Throwback to These Pop Music Fallacies
- Aug 02, 2013
- Reviewed by: Matt Riley
One of the things you’ve probably noticed about studying for the LSAT is that it changes the way you think – for instance, you suddenly start seeing logical fallacies everywhere. When I was studying for the LSAT, one of the most annoying side effects was that whenever I heard a conditional statement, I would reflexively diagram it and take the contrapositive in my mind. (Hey, that’s a conditional statement too!) So in honor of the impossibility of avoiding conditional logic, here are three songs you’ll never be able to think about the same way again:
1. Spice Girls – Wannabe
A past student (hi, if you’re reading this, Meaghen!) came into my LSAT class one day and told me that she was listening to “Wannabe” and suddenly noticed the Spice Girls’ secret plot to educate their listeners about conditional logic. After all, they keep saying, “If you wanna be my lover, you gotta get with my friends.” That also means that if you don’t get with Sporty Spice’s friends, you won’t get to be her lover.
But if you’re about to go chase down the Spice Girls’ groupies, keep in mind that you could get with Sporty Spice’s friends and still not get to be her lover. You must befriend her friends, but she might still not wanna be your lover. Don’t feel too down, though; it’s totally her loss.

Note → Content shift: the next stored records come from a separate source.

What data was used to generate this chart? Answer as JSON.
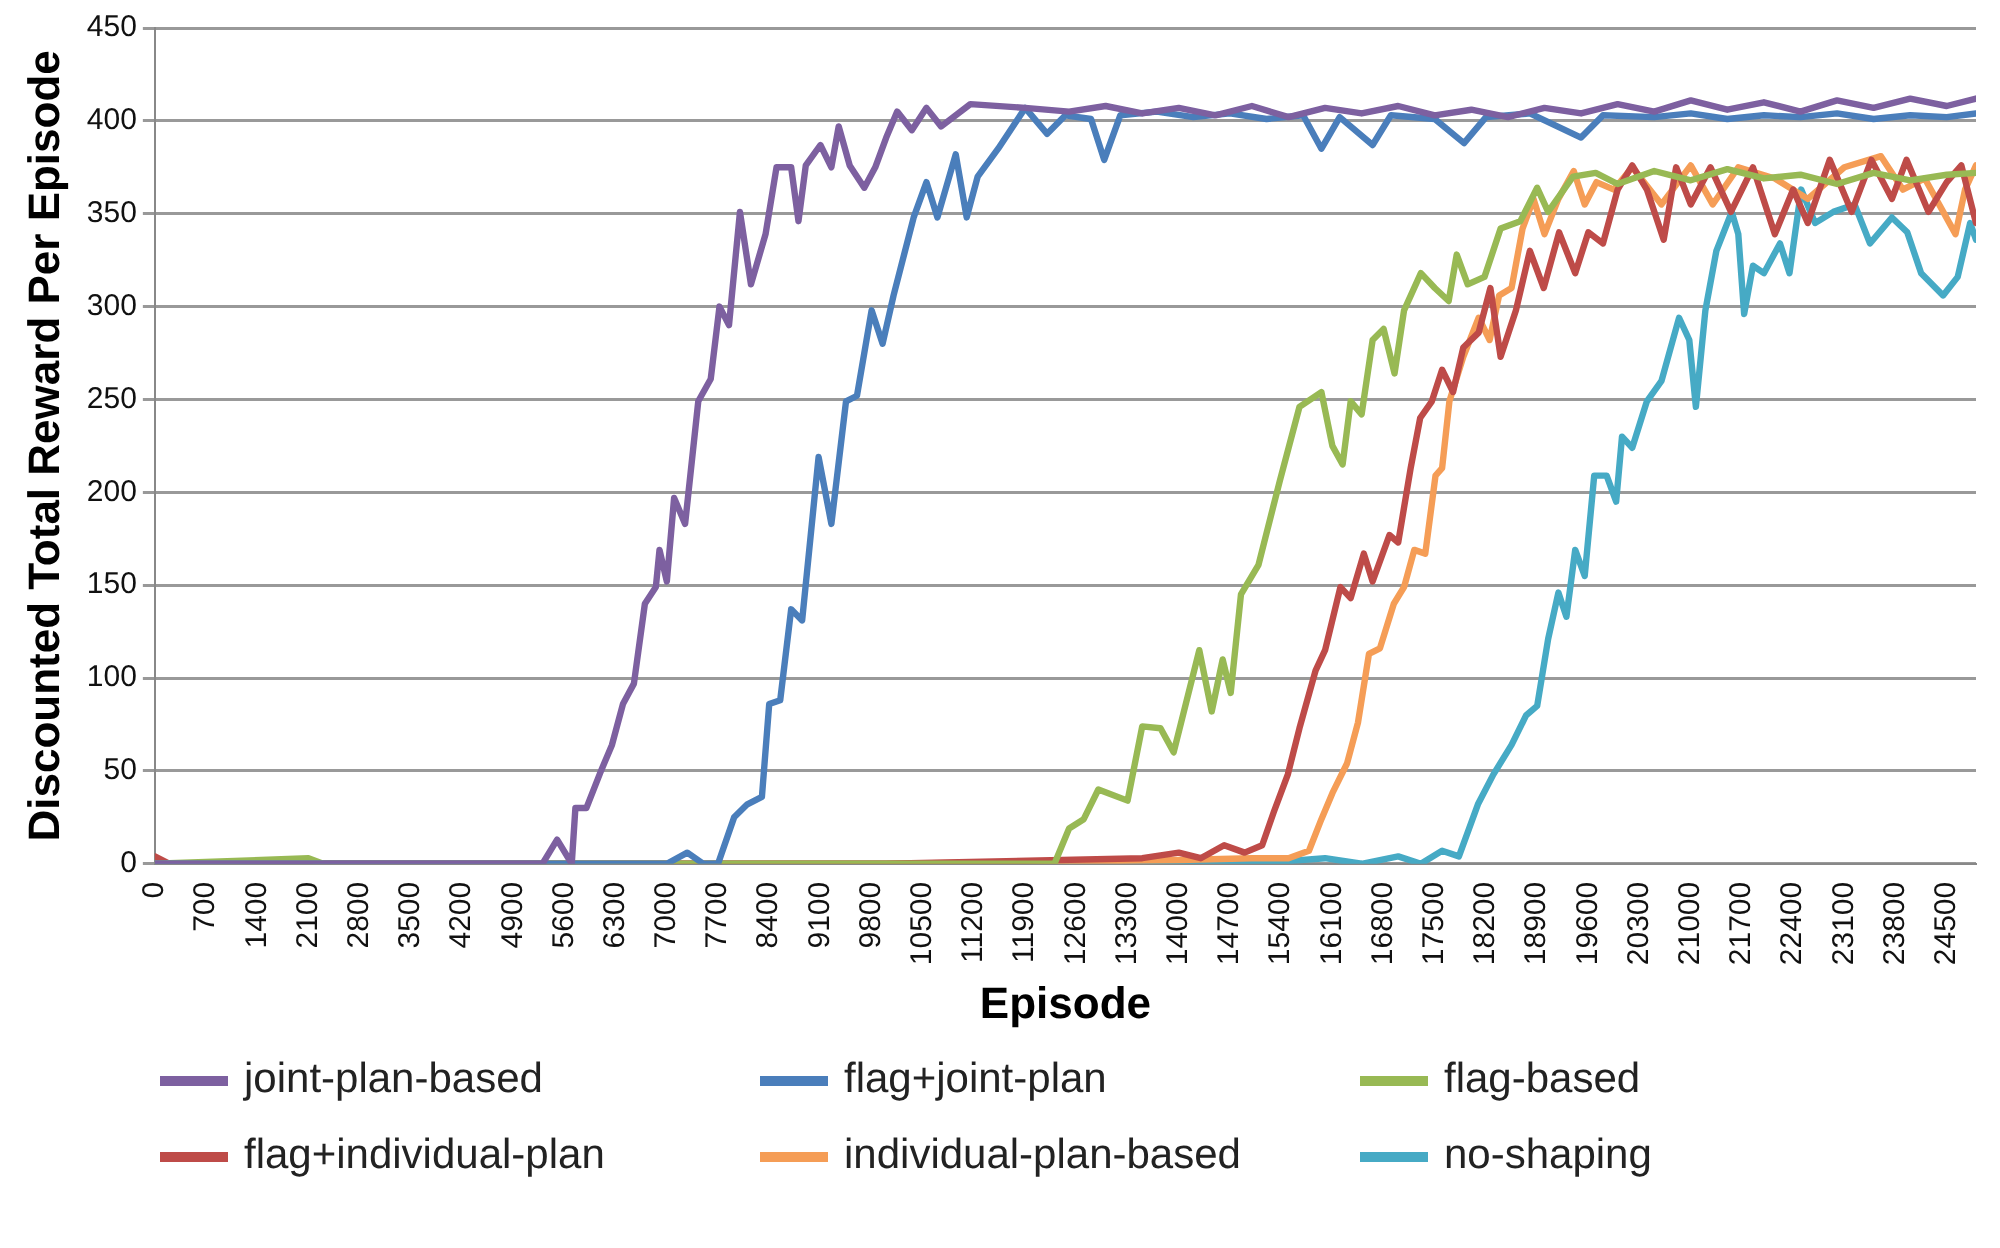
{
  "chart_data": {
    "type": "line",
    "xlabel": "Episode",
    "ylabel": "Discounted Total Reward Per Episode",
    "xlim": [
      0,
      24900
    ],
    "xticks": [
      0,
      700,
      1400,
      2100,
      2800,
      3500,
      4200,
      4900,
      5600,
      6300,
      7000,
      7700,
      8400,
      9100,
      9800,
      10500,
      11200,
      11900,
      12600,
      13300,
      14000,
      14700,
      15400,
      16100,
      16800,
      17500,
      18200,
      18900,
      19600,
      20300,
      21000,
      21700,
      22400,
      23100,
      23800,
      24500
    ],
    "ylim": [
      0,
      450
    ],
    "yticks": [
      0,
      50,
      100,
      150,
      200,
      250,
      300,
      350,
      400,
      450
    ],
    "grid": "y",
    "legend": "bottom",
    "marker": "none",
    "line_style": "solid",
    "series": [
      {
        "name": "joint-plan-based",
        "color": "#7d60a0",
        "x": [
          0,
          2000,
          4000,
          5300,
          5500,
          5700,
          5750,
          5900,
          6100,
          6250,
          6400,
          6550,
          6700,
          6850,
          6900,
          7000,
          7100,
          7250,
          7430,
          7600,
          7720,
          7850,
          8000,
          8150,
          8350,
          8500,
          8700,
          8800,
          8900,
          9100,
          9250,
          9350,
          9500,
          9700,
          9850,
          10000,
          10150,
          10350,
          10550,
          10750,
          11150,
          11900,
          12500,
          13000,
          13500,
          14000,
          14500,
          15000,
          15500,
          16000,
          16500,
          17000,
          17500,
          18000,
          18500,
          19000,
          19500,
          20000,
          20500,
          21000,
          21500,
          22000,
          22500,
          23000,
          23500,
          24000,
          24500,
          24900
        ],
        "values": [
          0,
          0,
          0,
          0,
          13,
          0,
          30,
          30,
          50,
          64,
          86,
          97,
          140,
          149,
          169,
          152,
          197,
          183,
          249,
          261,
          300,
          290,
          351,
          312,
          339,
          375,
          375,
          346,
          376,
          387,
          375,
          397,
          376,
          364,
          375,
          391,
          405,
          395,
          407,
          397,
          409,
          407,
          405,
          408,
          404,
          407,
          403,
          408,
          402,
          407,
          404,
          408,
          403,
          406,
          402,
          407,
          404,
          409,
          405,
          411,
          406,
          410,
          405,
          411,
          407,
          412,
          408,
          412
        ]
      },
      {
        "name": "flag+joint-plan",
        "color": "#4a7ebb",
        "x": [
          0,
          3000,
          6000,
          7000,
          7280,
          7500,
          7700,
          7920,
          8100,
          8300,
          8400,
          8550,
          8700,
          8850,
          9075,
          9250,
          9450,
          9600,
          9800,
          9950,
          10100,
          10375,
          10550,
          10700,
          10950,
          11100,
          11250,
          11530,
          11900,
          12200,
          12450,
          12800,
          12980,
          13200,
          13700,
          14200,
          14700,
          15200,
          15700,
          15950,
          16200,
          16650,
          16900,
          17500,
          17900,
          18200,
          18800,
          19500,
          19800,
          20500,
          21000,
          21500,
          22000,
          22500,
          23000,
          23500,
          24000,
          24500,
          24900
        ],
        "values": [
          0,
          0,
          0,
          0,
          6,
          0,
          0,
          25,
          32,
          36,
          86,
          88,
          137,
          131,
          219,
          183,
          249,
          252,
          298,
          280,
          306,
          348,
          367,
          348,
          382,
          348,
          370,
          385,
          407,
          393,
          403,
          401,
          379,
          403,
          405,
          402,
          404,
          401,
          403,
          385,
          402,
          387,
          403,
          401,
          388,
          402,
          404,
          391,
          403,
          402,
          404,
          401,
          403,
          402,
          404,
          401,
          403,
          402,
          404
        ]
      },
      {
        "name": "flag-based",
        "color": "#98b954",
        "x": [
          0,
          2100,
          2300,
          6000,
          9000,
          12000,
          12300,
          12500,
          12700,
          12900,
          13300,
          13500,
          13750,
          13930,
          14280,
          14450,
          14600,
          14710,
          14850,
          15090,
          15380,
          15650,
          15950,
          16100,
          16240,
          16350,
          16500,
          16650,
          16800,
          16950,
          17080,
          17310,
          17500,
          17690,
          17800,
          17950,
          18180,
          18400,
          18670,
          18900,
          19050,
          19390,
          19700,
          20000,
          20500,
          21000,
          21500,
          22000,
          22500,
          23000,
          23500,
          24000,
          24500,
          24900
        ],
        "values": [
          0,
          3,
          0,
          0,
          0,
          0,
          0,
          19,
          24,
          40,
          34,
          74,
          73,
          60,
          115,
          82,
          110,
          92,
          145,
          161,
          206,
          246,
          254,
          225,
          215,
          249,
          242,
          282,
          288,
          264,
          298,
          318,
          310,
          303,
          328,
          312,
          316,
          342,
          346,
          364,
          351,
          370,
          372,
          366,
          373,
          368,
          374,
          369,
          371,
          366,
          372,
          368,
          371,
          372
        ]
      },
      {
        "name": "flag+individual-plan",
        "color": "#be4b48",
        "x": [
          0,
          200,
          5000,
          10000,
          13500,
          14000,
          14300,
          14620,
          14900,
          15140,
          15300,
          15490,
          15650,
          15870,
          16000,
          16210,
          16350,
          16530,
          16650,
          16880,
          17000,
          17170,
          17300,
          17460,
          17600,
          17750,
          17890,
          18100,
          18260,
          18400,
          18610,
          18800,
          18990,
          19200,
          19420,
          19600,
          19800,
          20000,
          20200,
          20400,
          20630,
          20800,
          21000,
          21270,
          21550,
          21850,
          22150,
          22400,
          22600,
          22900,
          23200,
          23470,
          23750,
          23950,
          24250,
          24500,
          24700,
          24900
        ],
        "values": [
          4,
          0,
          0,
          0,
          3,
          6,
          3,
          10,
          6,
          10,
          28,
          48,
          73,
          104,
          115,
          149,
          143,
          167,
          152,
          177,
          173,
          213,
          240,
          249,
          266,
          254,
          278,
          286,
          310,
          273,
          298,
          330,
          310,
          340,
          318,
          340,
          334,
          363,
          376,
          363,
          336,
          375,
          355,
          375,
          351,
          375,
          339,
          363,
          345,
          379,
          351,
          379,
          358,
          379,
          351,
          367,
          376,
          345
        ]
      },
      {
        "name": "individual-plan-based",
        "color": "#f59d56",
        "x": [
          0,
          5000,
          10000,
          14000,
          15000,
          15500,
          15780,
          15950,
          16100,
          16300,
          16450,
          16600,
          16750,
          16940,
          17080,
          17220,
          17370,
          17510,
          17600,
          17700,
          17890,
          18100,
          18250,
          18380,
          18550,
          18700,
          18850,
          19000,
          19190,
          19400,
          19550,
          19710,
          19950,
          20200,
          20600,
          21000,
          21300,
          21650,
          22150,
          22600,
          23100,
          23600,
          23900,
          24200,
          24620,
          24750,
          24900
        ],
        "values": [
          0,
          0,
          0,
          2,
          3,
          3,
          7,
          24,
          38,
          54,
          76,
          113,
          116,
          140,
          149,
          169,
          167,
          209,
          213,
          249,
          273,
          294,
          282,
          306,
          310,
          342,
          358,
          339,
          358,
          373,
          355,
          367,
          363,
          375,
          355,
          376,
          355,
          375,
          369,
          358,
          375,
          381,
          363,
          369,
          339,
          363,
          376
        ]
      },
      {
        "name": "no-shaping",
        "color": "#46aac5",
        "x": [
          0,
          5000,
          10000,
          15000,
          16000,
          16500,
          17000,
          17310,
          17600,
          17830,
          18090,
          18300,
          18550,
          18750,
          18900,
          19050,
          19190,
          19300,
          19420,
          19550,
          19680,
          19850,
          19980,
          20060,
          20200,
          20400,
          20600,
          20840,
          20980,
          21070,
          21200,
          21350,
          21560,
          21650,
          21730,
          21850,
          22000,
          22220,
          22350,
          22510,
          22700,
          22950,
          23240,
          23450,
          23750,
          23960,
          24150,
          24450,
          24650,
          24820,
          24900
        ],
        "values": [
          0,
          0,
          0,
          0,
          3,
          0,
          4,
          0,
          7,
          4,
          32,
          48,
          64,
          80,
          85,
          121,
          146,
          133,
          169,
          155,
          209,
          209,
          195,
          230,
          224,
          249,
          260,
          294,
          282,
          246,
          298,
          330,
          351,
          339,
          296,
          322,
          318,
          334,
          318,
          363,
          345,
          351,
          355,
          334,
          348,
          340,
          318,
          306,
          316,
          345,
          336
        ]
      }
    ]
  }
}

2. Sugar Ray – When It’s Over
Sugar Ray are best known for their contribution to the late ‘90s music scene. However, you may not know that they are also philosophers. See, for instance, this incredibly catchy line: “When it’s over, that’s the time I’ll fall in love again.” We know that this sentence means that “it” being over guarantees that Sugar Ray will fall in love again. What is “it”? A past relationship? A recent heat wave? An oppressive sense of the futility of human existence? Who knows, man. Deep.
3. Eminem – Without Me
I’ve got to include my fellow Michigander, Mr. Marshall Mathers, on this list. Quoth Em, “It feels so empty without me.”
“Without” is one of the Fantastic Four Phrases (yes, I just made that name up), so we rephrase it as “if not.” Thus we can conclude that if we don’t have Eminem, it feels so empty. And if you do not feel empty, that must mean that Eminem is involved in the moment in some way!
However, be careful – this doesn’t mean that if you just throw on “Lose Yourself,” you will suddenly feel less empty. You must be playing Eminem in order to not feel empty, but playing Eminem alone does not guarantee not feeling empty. That’s because it’s the necessary condition, not a sufficient condition.
Who says the LSAT doesn’t test practical skills? Conditional logic is amazingly applicable to real life and, as we’ve just learned, to pop music. So go forth and diagram, young grasshoppers.